The Resurrectionist offers two extraordinary books in one. The first is a fictional biography of Dr. Spencer Black, from a childhood spent exhuming corpses through his medical training, his travels with carnivals, and the mysterious disappearance at the end of his life. The second book is Black’s magnum opus: The Codex Extinct Animalia, a Gray’s Anatomy for mythological beasts—dragons, centaurs, Pegasus, Cerberus—all rendered in meticulously detailed anatomical illustrations. You need only look at these images to realize they are the work of a madman. The Resurrectionist tells his story.
When I was offered The Resurrectionist for review, I’d never heard of it before. However, the concept sounded endlessly intriguing: an anatomist who theorizes that mythical creatures did in fact exist and that human deformities occur because it’s the species trying to get back to its original form. Sounds super cool, right? Add in a ton of beautiful illustrations, and I was sold. Quirk Books even made this awesome book trailer for it that basically made me reply straight away that YES I wanted this book in my life.
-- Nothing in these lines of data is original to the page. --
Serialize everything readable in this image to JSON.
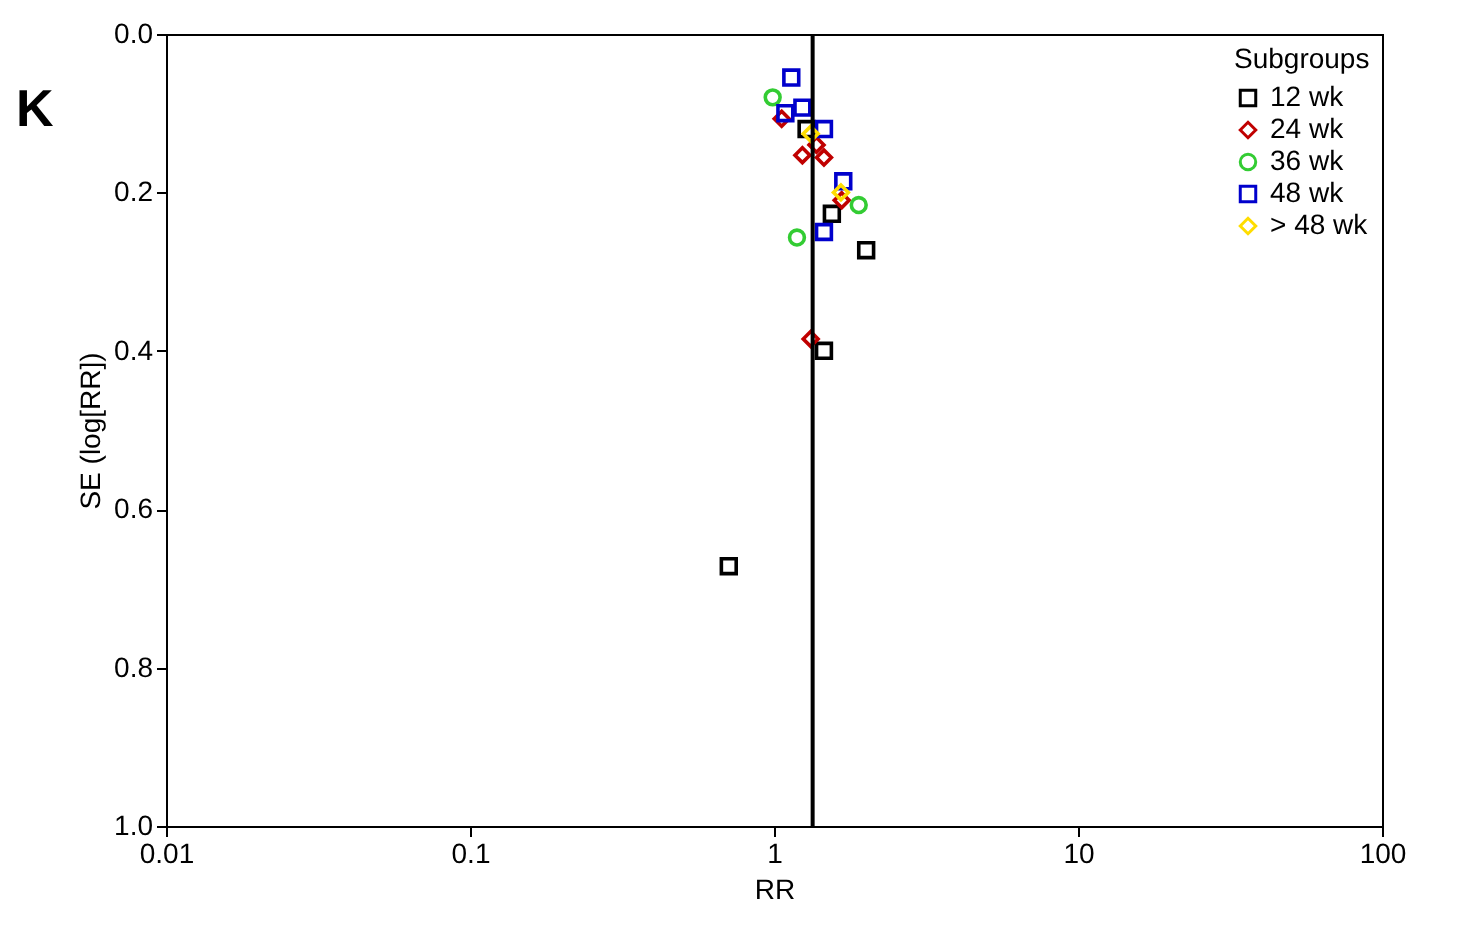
{
  "chart_data": {
    "type": "scatter",
    "title": "K",
    "xlabel": "RR",
    "ylabel": "SE (log[RR])",
    "legend_title": "Subgroups",
    "legend": "top right",
    "log": "x",
    "xlim": [
      0.01,
      100
    ],
    "xticks": [
      0.01,
      0.1,
      1,
      10,
      100
    ],
    "ylim": [
      1,
      0
    ],
    "yticks": [
      {
        "value": 0,
        "label": "0.0"
      },
      {
        "value": 0.2,
        "label": "0.2"
      },
      {
        "value": 0.4,
        "label": "0.4"
      },
      {
        "value": 0.6,
        "label": "0.6"
      },
      {
        "value": 0.8,
        "label": "0.8"
      },
      {
        "value": 1,
        "label": "1.0"
      }
    ],
    "grid": false,
    "ref_lines": [
      {
        "axis": "x",
        "value": 1.34,
        "color": "#000000"
      }
    ],
    "series": [
      {
        "name": "12 wk",
        "color": "#000000",
        "marker": "square",
        "x": [
          1.28,
          1.55,
          2.01,
          1.46,
          0.71
        ],
        "values": [
          0.12,
          0.227,
          0.273,
          0.4,
          0.672
        ]
      },
      {
        "name": "24 wk",
        "color": "#c00000",
        "marker": "diamond",
        "x": [
          1.06,
          1.24,
          1.46,
          1.38,
          1.67,
          1.32
        ],
        "values": [
          0.107,
          0.153,
          0.156,
          0.14,
          0.21,
          0.385
        ]
      },
      {
        "name": "36 wk",
        "color": "#33cc33",
        "marker": "circle",
        "x": [
          0.99,
          1.9,
          1.19
        ],
        "values": [
          0.08,
          0.216,
          0.257
        ]
      },
      {
        "name": "48 wk",
        "color": "#0000cc",
        "marker": "square",
        "x": [
          1.14,
          1.09,
          1.24,
          1.46,
          1.69,
          1.46
        ],
        "values": [
          0.055,
          0.1,
          0.093,
          0.12,
          0.186,
          0.25
        ]
      },
      {
        "name": "> 48 wk",
        "color": "#ffdd00",
        "marker": "diamond",
        "x": [
          1.32,
          1.66
        ],
        "values": [
          0.126,
          0.2
        ]
      }
    ]
  }
}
How did it pan out? Well, as you can probably tell by my rating, it wasn’t the best. Nor was it terrible though. I really liked seeing this anatomist’s theories and how they slowly drive him into madness. When he’s faced with disbelieving colleagues, he takes matters into his own hands and does some pretty terrifying experiments, not gonna lie. The illustrations of the mythical creatures were absolutely stunning – and in all ways the book is GORGEOUS design-wise.
I also liked how the story was authentic for its setting – the late 1800s. The prevailing scientific opinions, the appeal of circus shows and the macabre attractions there, and the social conventions felt very authentic – for what in essence is written like a biography. I also loved the writing style of Dr. Spencer Black’s letters. His voice really jumped off the page and I loved seeing his thought process.
However, the downside is that on the whole I didn’t really like the way that the story was told. It’s in effect a book split into two parts: the first 60 pages are written as a fictional biography of Dr. Spencer Black, and the last 130 pages are his book, which contains all of the anatomical drawings. This way of storytelling, though arguably unique and quirky, is very distancing for the reader. We only get glimpses of Dr. Spencer Black’s character through letters that they “found” and facts pieced together for the biography. The ending is also very up in the air. But the story could have been so much more.
I would have loved for the book to be an actual fictional book from Spencer’s perspective. He’d be the best kind of unreliable narrator, since he so fiercely believes in his theories, and if you would be with him in his head when that descent into madness begins, it would be an awesome kind of puzzle to figure out if it’s real or not. Since it’s written as a biography, the narrative is clear about how it’s all in his head, which eliminates any kind of suspense. Yes, the experiments he does are creepy, but they’re written as facts and thus it’s just a bit boring.